An External Calibration System for DBF Receiver Arrays at Ka-Band

The approach of phased arrays with digital beam forming (DBF) is interesting for satellite communication systems. However, a complex system of large-size arrays with more than 1000 channels is necessary. Thus, one of the most critical tasks is integrating and controlling a huge number of active and passive components in a compact system.
The topic of the present dissertation is the development and the analysis of an online calibration system with probes surrounding the DBF receiver array. In comparison to other concepts in literature, this so-called external concept is chosen for large-size arrays because of its low impact on the integration density and its moderate hardware complexity. This thesis discusses its applicability to the calibration of channel deviations and its extension to further include their mutual coupling in a joint procedure.
Three aspects of the calibration procedure for channel deviations are improved, namely the probe design, the model of the probe-receiver coupling, and the algorithmic part.
- The probes are realized as coaxial monopole antennas with an approximately omni-directional radiation pattern to improve their robustness against fabrication tolerances.
- An analytical model of the probe-receiver coupling is developed to enhance the accuracy with acceptable computational complexity.
- A combination of the arithmetical and the geometrical mean is proposed to improve the stability of the calibration procedure.

In addition, the concept is extended towards a joint calibration of the channel deviations and their mutual coupling.
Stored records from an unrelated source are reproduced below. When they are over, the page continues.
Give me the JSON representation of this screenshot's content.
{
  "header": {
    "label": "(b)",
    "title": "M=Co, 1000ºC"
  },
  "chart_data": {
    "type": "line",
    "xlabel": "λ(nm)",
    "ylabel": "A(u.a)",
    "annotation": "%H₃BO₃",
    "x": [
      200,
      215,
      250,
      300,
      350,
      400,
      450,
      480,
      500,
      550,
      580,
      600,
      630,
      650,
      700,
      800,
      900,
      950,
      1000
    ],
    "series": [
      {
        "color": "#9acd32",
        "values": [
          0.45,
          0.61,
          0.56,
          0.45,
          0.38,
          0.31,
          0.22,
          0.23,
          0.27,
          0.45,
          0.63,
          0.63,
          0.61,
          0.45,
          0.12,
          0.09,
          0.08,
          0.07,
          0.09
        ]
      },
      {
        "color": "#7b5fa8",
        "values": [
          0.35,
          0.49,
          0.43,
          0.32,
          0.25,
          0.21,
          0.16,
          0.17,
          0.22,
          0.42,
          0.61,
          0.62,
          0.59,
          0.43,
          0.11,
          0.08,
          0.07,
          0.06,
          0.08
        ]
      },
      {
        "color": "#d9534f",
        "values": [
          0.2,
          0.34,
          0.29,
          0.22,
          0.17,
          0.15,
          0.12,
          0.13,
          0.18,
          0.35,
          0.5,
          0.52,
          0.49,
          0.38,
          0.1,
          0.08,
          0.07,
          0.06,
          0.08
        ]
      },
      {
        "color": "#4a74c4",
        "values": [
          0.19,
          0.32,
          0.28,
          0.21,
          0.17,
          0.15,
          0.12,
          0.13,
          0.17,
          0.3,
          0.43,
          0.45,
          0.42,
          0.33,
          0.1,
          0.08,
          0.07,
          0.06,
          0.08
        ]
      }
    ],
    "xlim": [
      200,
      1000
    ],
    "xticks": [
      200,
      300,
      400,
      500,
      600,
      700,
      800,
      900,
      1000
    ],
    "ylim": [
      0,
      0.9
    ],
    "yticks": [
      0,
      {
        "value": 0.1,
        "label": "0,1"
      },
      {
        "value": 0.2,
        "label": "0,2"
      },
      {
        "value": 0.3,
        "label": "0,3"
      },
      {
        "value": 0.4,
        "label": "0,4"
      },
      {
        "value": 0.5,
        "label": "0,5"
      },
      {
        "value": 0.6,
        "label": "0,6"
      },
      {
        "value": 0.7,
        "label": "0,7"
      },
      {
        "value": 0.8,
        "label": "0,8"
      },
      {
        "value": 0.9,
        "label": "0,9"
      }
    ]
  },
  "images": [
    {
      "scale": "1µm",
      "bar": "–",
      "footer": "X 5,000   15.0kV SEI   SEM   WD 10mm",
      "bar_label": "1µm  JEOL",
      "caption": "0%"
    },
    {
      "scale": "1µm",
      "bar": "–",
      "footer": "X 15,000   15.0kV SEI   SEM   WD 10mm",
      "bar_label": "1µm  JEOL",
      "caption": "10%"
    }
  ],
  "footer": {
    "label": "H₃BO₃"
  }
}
A simplified model of the coupling matrix of a receiver system is shown to be necessary to limit the hardware cost. Additionally, three decoupling algorithms are considered. The common Least-Square (LS) method is the first approach in case of a large number of probes and calibration signals with a high signal-to-noise-ratio (SNR). Furthermore, the necessity of at least one separate reference channel is demonstrated. In the second approach, the LS algorithm is complemented by a Principle Component Analysis (PCA). The accuracy is shown to be improved for a limited number of probes. However, the approach is suitable only for the calibration of small-size receiver arrays because of the required high signal-to-noise ratio (SNR) and the huge computational cost. Finally, an extension of LS with multiple reference receivers (MRR) is suggested to diversify the modeling errors and to achieve the best possible calibration accuracy for a limited SNR. Although the hardware cost is higher, this approach is relevant for the calibration of a large-size array.
The usefulness of the proposed calibration procedure is demonstrated in laboratory experiments with linear and planar receiver arrays. The correction of the main beam direction as well as the improvement of the side-lobe level of the receiver array are reported.
Finally, a tolerance analysis is performed to determine the technical requirements of the calibration system, such as the number of probes and reference channels or the required SNR of the calibration signals.